When Sophie died (the girl on my home page), which happened here at home, I said goodbye to her, walked out to the back porch, sat down in the sun, put my arms around my knees, and felt it. I let myself feel it – the sadness, the grief, the love, all of it. I felt it. And I remember thinking, “Man, this is SAD.” This is REALLY sad!” Like I’d never experienced before. I’d never been so sad. I was in awe of how sad I was and how deeply I felt it.
For about five minutes.
And then it was gone.
Totally GONE! The sadness was all mine for a couple minutes – and then it wasn’t any more! No trace of it left. Nothing but love and grace and appreciation left in its wake.
I wasn’t in denial, wasn’t dysfunctioning – just letting myself feel the feelings fully. Not to get rid of them – but that’s what happened – they moved right along. They were here, intensely so – and then they weren’t!
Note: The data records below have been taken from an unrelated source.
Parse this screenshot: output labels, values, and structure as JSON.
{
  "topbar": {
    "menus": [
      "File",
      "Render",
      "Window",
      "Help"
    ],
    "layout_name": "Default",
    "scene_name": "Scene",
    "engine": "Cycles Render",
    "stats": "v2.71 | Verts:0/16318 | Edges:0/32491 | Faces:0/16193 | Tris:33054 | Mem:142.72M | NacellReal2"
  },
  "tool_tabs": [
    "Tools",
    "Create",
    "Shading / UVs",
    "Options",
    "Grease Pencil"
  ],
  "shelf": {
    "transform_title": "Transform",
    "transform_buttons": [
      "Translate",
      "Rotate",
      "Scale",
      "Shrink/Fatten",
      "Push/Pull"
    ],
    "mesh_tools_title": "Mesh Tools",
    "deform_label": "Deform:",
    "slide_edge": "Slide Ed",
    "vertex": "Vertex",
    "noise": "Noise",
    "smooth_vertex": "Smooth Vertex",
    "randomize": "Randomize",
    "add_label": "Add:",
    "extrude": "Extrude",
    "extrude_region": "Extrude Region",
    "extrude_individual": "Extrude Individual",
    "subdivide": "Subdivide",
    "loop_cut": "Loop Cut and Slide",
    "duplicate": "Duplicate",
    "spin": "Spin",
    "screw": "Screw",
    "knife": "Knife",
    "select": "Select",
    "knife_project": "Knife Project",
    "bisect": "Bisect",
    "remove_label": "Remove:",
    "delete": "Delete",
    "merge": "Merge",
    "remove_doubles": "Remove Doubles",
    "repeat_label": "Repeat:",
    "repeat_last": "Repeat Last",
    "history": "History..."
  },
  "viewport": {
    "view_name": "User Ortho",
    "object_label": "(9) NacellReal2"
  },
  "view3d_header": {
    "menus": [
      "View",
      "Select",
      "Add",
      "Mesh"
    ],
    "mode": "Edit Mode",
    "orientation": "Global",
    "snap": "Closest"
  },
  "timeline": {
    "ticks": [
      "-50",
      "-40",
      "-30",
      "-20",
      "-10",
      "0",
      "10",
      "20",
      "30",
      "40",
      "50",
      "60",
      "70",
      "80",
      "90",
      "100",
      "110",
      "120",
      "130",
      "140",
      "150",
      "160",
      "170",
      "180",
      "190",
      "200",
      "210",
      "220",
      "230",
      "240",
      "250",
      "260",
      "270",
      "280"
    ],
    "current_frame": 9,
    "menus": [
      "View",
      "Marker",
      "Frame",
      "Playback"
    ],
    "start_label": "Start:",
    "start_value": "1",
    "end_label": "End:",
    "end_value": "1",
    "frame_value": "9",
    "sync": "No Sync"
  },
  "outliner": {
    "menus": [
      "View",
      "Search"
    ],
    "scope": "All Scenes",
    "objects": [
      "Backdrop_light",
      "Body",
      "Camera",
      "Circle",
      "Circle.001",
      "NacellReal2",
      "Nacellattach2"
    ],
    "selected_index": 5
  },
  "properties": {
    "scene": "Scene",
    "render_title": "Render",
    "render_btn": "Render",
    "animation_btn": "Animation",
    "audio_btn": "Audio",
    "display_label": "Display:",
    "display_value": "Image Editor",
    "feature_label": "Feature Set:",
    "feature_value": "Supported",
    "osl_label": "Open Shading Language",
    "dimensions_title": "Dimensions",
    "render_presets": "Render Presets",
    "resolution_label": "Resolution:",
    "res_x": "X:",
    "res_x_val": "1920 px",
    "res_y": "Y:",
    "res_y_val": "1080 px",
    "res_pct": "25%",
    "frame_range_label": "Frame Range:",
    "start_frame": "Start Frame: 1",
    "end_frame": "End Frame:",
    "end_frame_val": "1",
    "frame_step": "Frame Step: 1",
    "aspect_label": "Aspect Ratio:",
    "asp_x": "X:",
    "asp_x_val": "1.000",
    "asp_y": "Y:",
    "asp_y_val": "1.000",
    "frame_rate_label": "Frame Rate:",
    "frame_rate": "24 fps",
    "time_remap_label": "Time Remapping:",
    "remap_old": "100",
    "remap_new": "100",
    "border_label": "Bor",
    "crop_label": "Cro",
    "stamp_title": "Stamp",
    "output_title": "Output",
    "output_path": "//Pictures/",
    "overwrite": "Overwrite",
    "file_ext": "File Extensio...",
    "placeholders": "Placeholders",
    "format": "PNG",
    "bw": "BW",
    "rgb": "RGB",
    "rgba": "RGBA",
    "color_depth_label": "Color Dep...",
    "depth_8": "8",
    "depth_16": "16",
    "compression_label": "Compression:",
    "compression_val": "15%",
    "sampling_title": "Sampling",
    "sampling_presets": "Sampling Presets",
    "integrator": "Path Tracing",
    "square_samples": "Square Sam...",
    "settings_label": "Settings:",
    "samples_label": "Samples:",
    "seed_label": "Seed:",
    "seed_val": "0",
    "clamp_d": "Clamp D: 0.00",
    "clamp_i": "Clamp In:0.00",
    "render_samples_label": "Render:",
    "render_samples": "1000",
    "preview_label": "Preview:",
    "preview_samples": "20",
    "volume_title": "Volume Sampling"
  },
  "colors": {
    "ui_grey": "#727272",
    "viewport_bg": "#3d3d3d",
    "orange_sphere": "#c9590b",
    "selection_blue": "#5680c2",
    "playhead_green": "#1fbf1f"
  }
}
Because I felt them. Fully.
Which taught me not to be afraid of sadness or grief. Coach Tom Stone’s work along these lines is extremely helpful, as well. I learned his technique for “feeling fully” later on, and was grateful to have had this prior experience to confirm what he says about the benefit of the process.
Long answer to a good question – hope someone finds it helpful.